17. The apparatus of claim 16, wherein the processor circuit is configured to:
determine that an object of interest is at a high risk based on:
a minimum distance between a lane in a direction of the vehicle and the object of interest in a lane occupied by the object of interest being less than a first threshold, and
a vertical distance between a center of the lane occupied by the object of interest and a center of the object of interest exceeding a second threshold.
18. The apparatus of claim 16, wherein the processor circuit is configured to:
based on absence of an object of interest having a risk level exceeding a threshold, select, as a point of the escape target position, a position where the vehicle exits the blind spot after a predetermined time period, and
based on presence of an object of interest having a risk level exceeding the threshold, select, as a point of the escape target position, a position corresponding to a rear bumper of the object of interest having a risk level exceeding the threshold after the predetermined time period, to prevent the vehicle from passing adjacent to the object of interest having the risk level exceeding the threshold.
19. An apparatus of a vehicle, the apparatus comprising:
a processor; and
a memory storing at least one instruction that, when executed by the processor communicating with the memory, is configured to cause the apparatus to:
receive information related to positions and speeds of a plurality of vehicles within a threshold distance from the vehicle;
determine whether the vehicle is located within a blind spot of at least one of the plurality of vehicles, wherein the blind spot corresponds to an area within a threshold range of angles extending rearward from a side mirror of the at least one of the plurality of vehicles;
identify, based on a speed difference between the vehicle and each of the at least one of the plurality of vehicles, a risk area of interest for each of the at least one of the plurality of vehicles;
output, based on the risk areas of interests, a signal indicating a target position for exiting the blind spot; and
control, based on the signal, driving of the vehicle to move toward the target position.

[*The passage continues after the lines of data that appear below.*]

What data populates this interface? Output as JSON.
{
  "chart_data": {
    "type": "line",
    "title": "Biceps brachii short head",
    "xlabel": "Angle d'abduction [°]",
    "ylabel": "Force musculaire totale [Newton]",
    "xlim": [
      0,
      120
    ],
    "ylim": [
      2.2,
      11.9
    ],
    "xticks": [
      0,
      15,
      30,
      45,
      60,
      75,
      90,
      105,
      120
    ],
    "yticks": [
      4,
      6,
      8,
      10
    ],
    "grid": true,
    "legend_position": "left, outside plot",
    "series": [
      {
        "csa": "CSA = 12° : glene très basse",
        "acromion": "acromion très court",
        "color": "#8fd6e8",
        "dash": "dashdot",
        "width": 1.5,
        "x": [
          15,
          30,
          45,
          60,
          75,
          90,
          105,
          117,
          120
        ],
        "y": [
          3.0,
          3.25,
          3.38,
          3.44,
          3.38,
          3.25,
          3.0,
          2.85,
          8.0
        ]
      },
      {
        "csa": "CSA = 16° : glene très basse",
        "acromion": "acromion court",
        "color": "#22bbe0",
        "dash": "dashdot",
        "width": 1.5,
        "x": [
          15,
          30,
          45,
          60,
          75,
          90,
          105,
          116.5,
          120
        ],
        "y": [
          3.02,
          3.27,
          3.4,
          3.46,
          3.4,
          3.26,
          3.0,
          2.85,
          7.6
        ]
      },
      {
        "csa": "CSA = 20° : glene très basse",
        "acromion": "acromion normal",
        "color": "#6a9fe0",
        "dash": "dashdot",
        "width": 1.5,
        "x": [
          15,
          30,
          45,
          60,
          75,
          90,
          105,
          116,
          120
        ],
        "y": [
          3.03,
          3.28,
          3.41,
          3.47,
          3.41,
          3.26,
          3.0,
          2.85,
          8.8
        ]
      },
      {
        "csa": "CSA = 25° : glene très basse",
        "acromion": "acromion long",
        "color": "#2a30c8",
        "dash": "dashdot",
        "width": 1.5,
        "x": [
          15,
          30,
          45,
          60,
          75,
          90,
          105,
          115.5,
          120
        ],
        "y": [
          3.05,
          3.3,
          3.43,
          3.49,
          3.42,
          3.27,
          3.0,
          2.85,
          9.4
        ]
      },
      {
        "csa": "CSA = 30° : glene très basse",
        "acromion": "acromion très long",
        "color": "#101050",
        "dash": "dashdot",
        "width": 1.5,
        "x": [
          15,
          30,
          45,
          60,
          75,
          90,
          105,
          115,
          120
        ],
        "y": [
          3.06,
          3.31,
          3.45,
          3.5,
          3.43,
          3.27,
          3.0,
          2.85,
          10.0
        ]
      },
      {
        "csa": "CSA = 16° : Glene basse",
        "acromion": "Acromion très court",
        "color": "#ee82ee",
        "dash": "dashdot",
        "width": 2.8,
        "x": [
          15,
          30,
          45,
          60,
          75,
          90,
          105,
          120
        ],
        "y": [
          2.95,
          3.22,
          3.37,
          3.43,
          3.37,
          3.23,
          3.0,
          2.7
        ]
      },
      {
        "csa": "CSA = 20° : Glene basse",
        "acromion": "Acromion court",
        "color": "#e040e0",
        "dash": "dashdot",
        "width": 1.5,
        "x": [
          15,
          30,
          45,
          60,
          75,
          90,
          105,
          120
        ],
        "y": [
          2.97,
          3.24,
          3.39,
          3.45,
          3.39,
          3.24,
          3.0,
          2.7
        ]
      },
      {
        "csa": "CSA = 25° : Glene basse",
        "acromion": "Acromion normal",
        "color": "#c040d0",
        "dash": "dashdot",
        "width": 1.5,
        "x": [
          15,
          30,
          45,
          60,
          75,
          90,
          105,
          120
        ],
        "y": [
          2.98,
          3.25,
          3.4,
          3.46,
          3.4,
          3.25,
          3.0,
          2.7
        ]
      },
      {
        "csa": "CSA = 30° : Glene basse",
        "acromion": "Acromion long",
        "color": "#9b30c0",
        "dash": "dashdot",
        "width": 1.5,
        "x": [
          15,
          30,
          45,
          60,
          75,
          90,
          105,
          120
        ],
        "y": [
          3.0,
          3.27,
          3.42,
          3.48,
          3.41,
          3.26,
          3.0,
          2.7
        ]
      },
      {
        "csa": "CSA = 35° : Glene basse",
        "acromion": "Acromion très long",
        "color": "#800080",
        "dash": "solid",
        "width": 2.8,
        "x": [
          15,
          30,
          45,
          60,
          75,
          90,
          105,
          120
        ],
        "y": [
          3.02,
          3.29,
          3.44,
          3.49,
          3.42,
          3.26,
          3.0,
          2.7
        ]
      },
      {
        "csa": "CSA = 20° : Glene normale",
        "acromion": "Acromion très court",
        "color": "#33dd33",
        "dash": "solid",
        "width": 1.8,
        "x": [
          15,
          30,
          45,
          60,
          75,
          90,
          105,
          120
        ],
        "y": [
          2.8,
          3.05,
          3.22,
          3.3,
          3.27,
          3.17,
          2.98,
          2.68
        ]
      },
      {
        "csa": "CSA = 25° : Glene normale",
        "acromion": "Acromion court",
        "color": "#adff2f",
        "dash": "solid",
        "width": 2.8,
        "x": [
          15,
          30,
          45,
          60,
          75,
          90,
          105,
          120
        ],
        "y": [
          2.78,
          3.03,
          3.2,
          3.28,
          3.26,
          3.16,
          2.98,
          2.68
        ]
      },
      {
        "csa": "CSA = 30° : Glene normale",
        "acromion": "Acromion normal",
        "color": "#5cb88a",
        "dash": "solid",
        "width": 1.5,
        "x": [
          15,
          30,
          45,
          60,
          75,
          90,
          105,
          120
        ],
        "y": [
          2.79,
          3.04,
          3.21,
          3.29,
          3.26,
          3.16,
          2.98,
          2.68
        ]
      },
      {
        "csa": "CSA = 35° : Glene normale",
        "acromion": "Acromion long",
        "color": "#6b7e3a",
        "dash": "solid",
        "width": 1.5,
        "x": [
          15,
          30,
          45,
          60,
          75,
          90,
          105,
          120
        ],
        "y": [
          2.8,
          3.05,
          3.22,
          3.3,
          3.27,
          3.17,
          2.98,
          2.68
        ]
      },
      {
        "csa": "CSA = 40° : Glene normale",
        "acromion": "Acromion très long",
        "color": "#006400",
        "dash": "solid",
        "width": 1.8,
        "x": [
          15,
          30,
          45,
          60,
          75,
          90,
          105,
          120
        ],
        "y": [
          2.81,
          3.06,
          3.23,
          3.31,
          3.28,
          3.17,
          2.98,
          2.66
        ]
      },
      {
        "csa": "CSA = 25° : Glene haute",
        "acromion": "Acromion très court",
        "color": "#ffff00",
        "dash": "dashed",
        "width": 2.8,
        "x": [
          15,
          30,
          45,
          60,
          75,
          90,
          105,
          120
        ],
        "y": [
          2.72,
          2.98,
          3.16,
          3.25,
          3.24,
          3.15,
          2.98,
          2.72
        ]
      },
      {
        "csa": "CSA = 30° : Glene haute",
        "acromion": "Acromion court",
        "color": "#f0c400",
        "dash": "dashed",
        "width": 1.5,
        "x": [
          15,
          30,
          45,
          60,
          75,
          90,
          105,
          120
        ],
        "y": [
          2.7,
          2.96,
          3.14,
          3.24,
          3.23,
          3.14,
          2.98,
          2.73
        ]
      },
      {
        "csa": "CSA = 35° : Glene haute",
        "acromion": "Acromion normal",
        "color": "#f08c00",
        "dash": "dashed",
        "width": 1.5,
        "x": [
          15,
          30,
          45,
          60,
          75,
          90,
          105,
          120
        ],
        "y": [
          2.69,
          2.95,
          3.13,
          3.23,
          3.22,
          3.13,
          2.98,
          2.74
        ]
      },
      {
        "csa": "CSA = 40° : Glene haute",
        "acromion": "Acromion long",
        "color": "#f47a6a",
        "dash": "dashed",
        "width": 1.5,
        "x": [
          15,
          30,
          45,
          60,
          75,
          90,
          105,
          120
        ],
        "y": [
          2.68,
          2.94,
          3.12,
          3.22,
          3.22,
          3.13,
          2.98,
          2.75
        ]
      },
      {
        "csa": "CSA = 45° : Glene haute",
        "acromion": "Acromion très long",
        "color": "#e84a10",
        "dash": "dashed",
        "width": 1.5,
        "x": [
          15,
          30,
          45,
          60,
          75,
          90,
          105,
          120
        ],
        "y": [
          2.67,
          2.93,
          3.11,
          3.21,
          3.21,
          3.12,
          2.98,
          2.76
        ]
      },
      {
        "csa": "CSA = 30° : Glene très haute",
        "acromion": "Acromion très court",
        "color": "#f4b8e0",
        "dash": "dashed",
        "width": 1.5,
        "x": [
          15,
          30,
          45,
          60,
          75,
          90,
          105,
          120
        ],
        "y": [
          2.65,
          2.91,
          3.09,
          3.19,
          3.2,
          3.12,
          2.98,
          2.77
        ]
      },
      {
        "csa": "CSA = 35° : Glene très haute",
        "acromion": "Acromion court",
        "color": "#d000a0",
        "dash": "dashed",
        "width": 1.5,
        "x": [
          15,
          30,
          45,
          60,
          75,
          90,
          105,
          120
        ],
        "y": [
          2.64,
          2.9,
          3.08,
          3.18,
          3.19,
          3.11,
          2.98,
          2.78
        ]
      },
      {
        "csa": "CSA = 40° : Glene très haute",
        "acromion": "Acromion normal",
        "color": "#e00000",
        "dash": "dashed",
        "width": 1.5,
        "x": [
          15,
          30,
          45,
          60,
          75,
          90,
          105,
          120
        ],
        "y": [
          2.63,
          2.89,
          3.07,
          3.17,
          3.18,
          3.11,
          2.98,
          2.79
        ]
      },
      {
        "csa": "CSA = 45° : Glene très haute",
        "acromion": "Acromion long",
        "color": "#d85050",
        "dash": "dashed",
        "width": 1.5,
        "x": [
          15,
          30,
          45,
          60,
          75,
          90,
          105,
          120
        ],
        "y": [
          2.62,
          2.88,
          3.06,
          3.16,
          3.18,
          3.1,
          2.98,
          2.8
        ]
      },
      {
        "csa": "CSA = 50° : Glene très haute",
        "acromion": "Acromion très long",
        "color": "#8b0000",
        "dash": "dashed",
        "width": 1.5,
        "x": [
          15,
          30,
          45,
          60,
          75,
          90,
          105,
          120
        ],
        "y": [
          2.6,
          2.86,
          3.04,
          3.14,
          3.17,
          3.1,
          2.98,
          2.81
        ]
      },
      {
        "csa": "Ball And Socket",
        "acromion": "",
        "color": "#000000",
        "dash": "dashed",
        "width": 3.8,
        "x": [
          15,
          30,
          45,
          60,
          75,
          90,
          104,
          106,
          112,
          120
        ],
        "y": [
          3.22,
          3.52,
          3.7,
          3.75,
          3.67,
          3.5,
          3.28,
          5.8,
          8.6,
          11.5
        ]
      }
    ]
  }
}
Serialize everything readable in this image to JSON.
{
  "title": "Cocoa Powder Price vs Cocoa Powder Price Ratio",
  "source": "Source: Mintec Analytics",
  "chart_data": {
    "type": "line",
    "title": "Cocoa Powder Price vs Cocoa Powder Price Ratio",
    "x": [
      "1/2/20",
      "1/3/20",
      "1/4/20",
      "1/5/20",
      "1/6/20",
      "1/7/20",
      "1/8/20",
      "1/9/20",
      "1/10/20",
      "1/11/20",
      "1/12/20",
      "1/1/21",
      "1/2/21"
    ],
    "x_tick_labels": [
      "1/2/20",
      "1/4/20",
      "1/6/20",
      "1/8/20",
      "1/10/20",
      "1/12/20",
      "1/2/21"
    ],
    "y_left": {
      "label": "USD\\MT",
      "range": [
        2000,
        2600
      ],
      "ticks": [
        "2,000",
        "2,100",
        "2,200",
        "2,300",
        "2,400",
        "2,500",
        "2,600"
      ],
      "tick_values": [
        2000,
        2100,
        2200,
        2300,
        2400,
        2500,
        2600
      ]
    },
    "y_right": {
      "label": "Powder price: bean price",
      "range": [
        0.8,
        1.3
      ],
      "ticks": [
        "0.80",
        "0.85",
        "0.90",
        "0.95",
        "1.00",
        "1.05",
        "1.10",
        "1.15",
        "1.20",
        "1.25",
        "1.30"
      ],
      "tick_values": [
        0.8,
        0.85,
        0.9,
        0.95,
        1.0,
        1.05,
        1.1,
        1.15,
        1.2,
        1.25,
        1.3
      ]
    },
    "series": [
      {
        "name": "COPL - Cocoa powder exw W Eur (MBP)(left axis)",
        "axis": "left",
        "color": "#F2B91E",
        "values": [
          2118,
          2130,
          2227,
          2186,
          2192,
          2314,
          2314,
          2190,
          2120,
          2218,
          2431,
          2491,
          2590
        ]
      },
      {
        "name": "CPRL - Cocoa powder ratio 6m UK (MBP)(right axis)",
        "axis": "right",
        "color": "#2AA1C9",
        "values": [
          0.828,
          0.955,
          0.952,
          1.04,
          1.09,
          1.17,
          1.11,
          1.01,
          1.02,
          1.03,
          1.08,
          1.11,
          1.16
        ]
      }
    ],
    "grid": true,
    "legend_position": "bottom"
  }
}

20. A method performed by an apparatus of a vehicle, the method comprising:
receiving information related to positions and speeds of a plurality of vehicles within a threshold distance from the vehicle;
determining whether the vehicle is located within a blind spot of at least one of the plurality of vehicles, wherein the blind spot corresponds to an area within a threshold range of angles extending rearward from a side mirror of the at least one of the plurality of vehicles;
identifying, based on a speed difference between the vehicle and each of the at least one of the plurality of vehicles, a risk area of interest for each of the at least one of the plurality of vehicles;
outputting, based on the risk areas of interests, a signal indicating a target position for exiting the blind spot; and
controlling, based on the signal, driving of the vehicle to move toward the target position.